The visit was originally scheduled for August, but was postponed in the midst of the withdrawal of US and international forces, including German forces, from Afghanistan after the Taliban movement took control of the country.
Bennett said he would discuss with Merkel "threats and challenges in the region, especially the Iranian nuclear file and the importance of preserving the State of Israel ... and bilateral issues."
- "The fact of the elemental chapter" -
Merkel is not scheduled to visit Ramallah, where the headquarters of the Palestinian Authority headed by Mahmoud Abbas is located in the occupied West Bank, although Germany supports the "two-state solution."
More than 675,000 settlers live in East Jerusalem and the West Bank, which have been occupied by Israel since 1967.
Settlements are considered illegal under international law.
Despite her outspoken opposition to settlements, Merkel faces criticism from human rights activists who accuse her of not adopting a firm stance in this regard.
"We may disagree on whether there should be a two-state solution with the Palestinians, but I think we are united on the view that in the long term there should be a Jewish and democratic state of Israel," the German chancellor said on Sunday.
Bennett reiterated his opposition to the establishment of a Palestinian state, stressing that it "will most likely become a terrorist state seven minutes from my house."
He emphasized that he would instead focus on improving the Palestinians' economic conditions.
Omar Shakir, director of Israel and Palestine at Human Rights Watch, criticized Merkel for calling Israel's 54-year occupation "temporary."
He said that "the continuation of this illusion allowed the Merkel government to avoid dealing with the reality of apartheid and the oppression of millions of Palestinians," stressing that "it is imperative for the new German government to put human rights at the center of its policy regarding Israel and Palestine."

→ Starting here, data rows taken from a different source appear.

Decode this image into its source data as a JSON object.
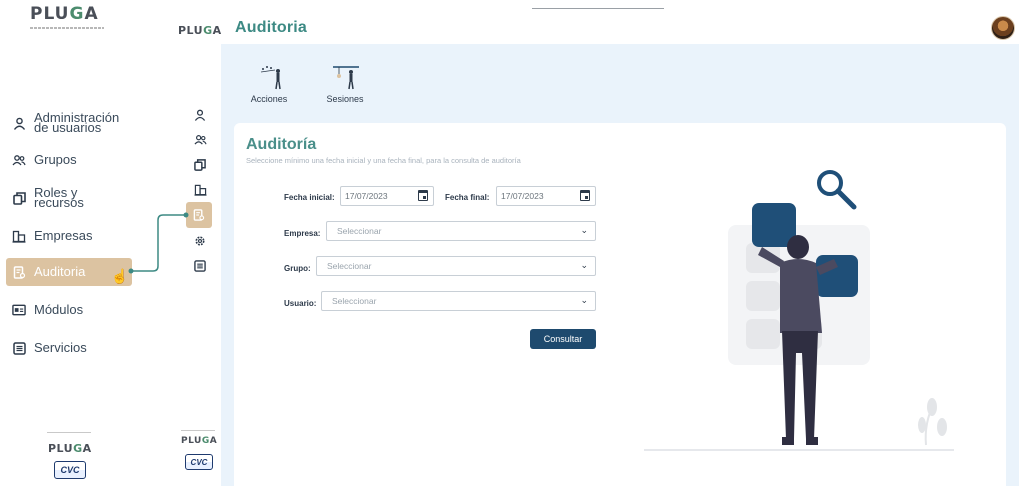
{
  "brand": {
    "logo_text_1": "PLU",
    "logo_text_2": "G",
    "logo_text_3": "A"
  },
  "header": {
    "title": "Auditoria"
  },
  "sidebar": {
    "items": [
      {
        "label_line1": "Administración",
        "label_line2": "de usuarios",
        "icon": "user-icon"
      },
      {
        "label_line1": "Grupos",
        "label_line2": "",
        "icon": "group-icon"
      },
      {
        "label_line1": "Roles y",
        "label_line2": "recursos",
        "icon": "copy-icon"
      },
      {
        "label_line1": "Empresas",
        "label_line2": "",
        "icon": "building-icon"
      },
      {
        "label_line1": "Auditoria",
        "label_line2": "",
        "icon": "audit-icon",
        "active": true
      },
      {
        "label_line1": "Módulos",
        "label_line2": "",
        "icon": "module-icon"
      },
      {
        "label_line1": "Servicios",
        "label_line2": "",
        "icon": "list-icon"
      }
    ]
  },
  "tabs": [
    {
      "label": "Acciones"
    },
    {
      "label": "Sesiones"
    }
  ],
  "card": {
    "title": "Auditoría",
    "subtitle": "Seleccione mínimo una fecha inicial y una fecha final, para la consulta de auditoría"
  },
  "form": {
    "fecha_inicial_label": "Fecha inicial:",
    "fecha_inicial_value": "17/07/2023",
    "fecha_final_label": "Fecha final:",
    "fecha_final_value": "17/07/2023",
    "empresa_label": "Empresa:",
    "empresa_placeholder": "Seleccionar",
    "grupo_label": "Grupo:",
    "grupo_placeholder": "Seleccionar",
    "usuario_label": "Usuario:",
    "usuario_placeholder": "Seleccionar",
    "submit_label": "Consultar"
  },
  "footer": {
    "cvc_text": "CVC"
  },
  "colors": {
    "accent": "#3d8a84",
    "active_bg": "#dcc3a1",
    "button": "#1e4a6e",
    "main_bg": "#eaf3fb"
  }
}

Peter Lintel, a political expert at the German Institute for International and Security Affairs, said that Merkel clashed at times with former Prime Minister Benjamin Netanyahu, who took power from 2009 until last June, because of Israeli policy towards the Palestinians.
"But she kept it behind closed doors," he told AFP.
Merkel is preparing to withdraw from political life as the Social Democrats seek to form an unprecedented coalition in Germany with the Greens and the Liberals, without the participation of the conservatives led by the chancellor.
Lintel said the emerging coalition to succeed Merkel, backed by parties to the left of her Christian Democrats, might be "more critical and outspoken on issues in the West Bank in particular."
- 'Existential threat' -
During her term, Merkel made the Israeli Occupation's right to defend itself against its enemies a priority of German foreign policy in light of her country's responsibility for the Holocaust during World War II.
In a landmark speech in 2008, Merkel lamented the Holocaust before the Israeli parliament on behalf of the German people.
"Chancellor Merkel, there was not a single moment in your long tenure when you tried to evade memory of the Holocaust," Israeli Foreign Minister Yair Lapid, the son of a Holocaust survivor, tweeted Sunday.
The Israeli Occupation opposed the 2015 agreement on Iran's nuclear program between Tehran and six major international powers, including the United States and Germany, which allowed the lifting of sanctions imposed on Tehran in exchange for curbs on its nuclear activities.
Former Prime Minister Benjamin Netanyahu has repeatedly described the Israeli Occupation's archenemy, Iran, as the greatest threat to the Jewish people since the Holocaust.
Bennett on Sunday described the Islamic Republic of Iran as an "existential threat."
Tel Aviv also views with suspicion the talks that began earlier this year between Tehran and international parties, with indirect American participation, with the aim of reviving the agreement that Washington unilaterally withdrew from in 2018.
Speaking in Jerusalem, Merkel supported Germany's attempts to restart the deal, while acknowledging that "Iran has given no indication that it is willing to resume discussions."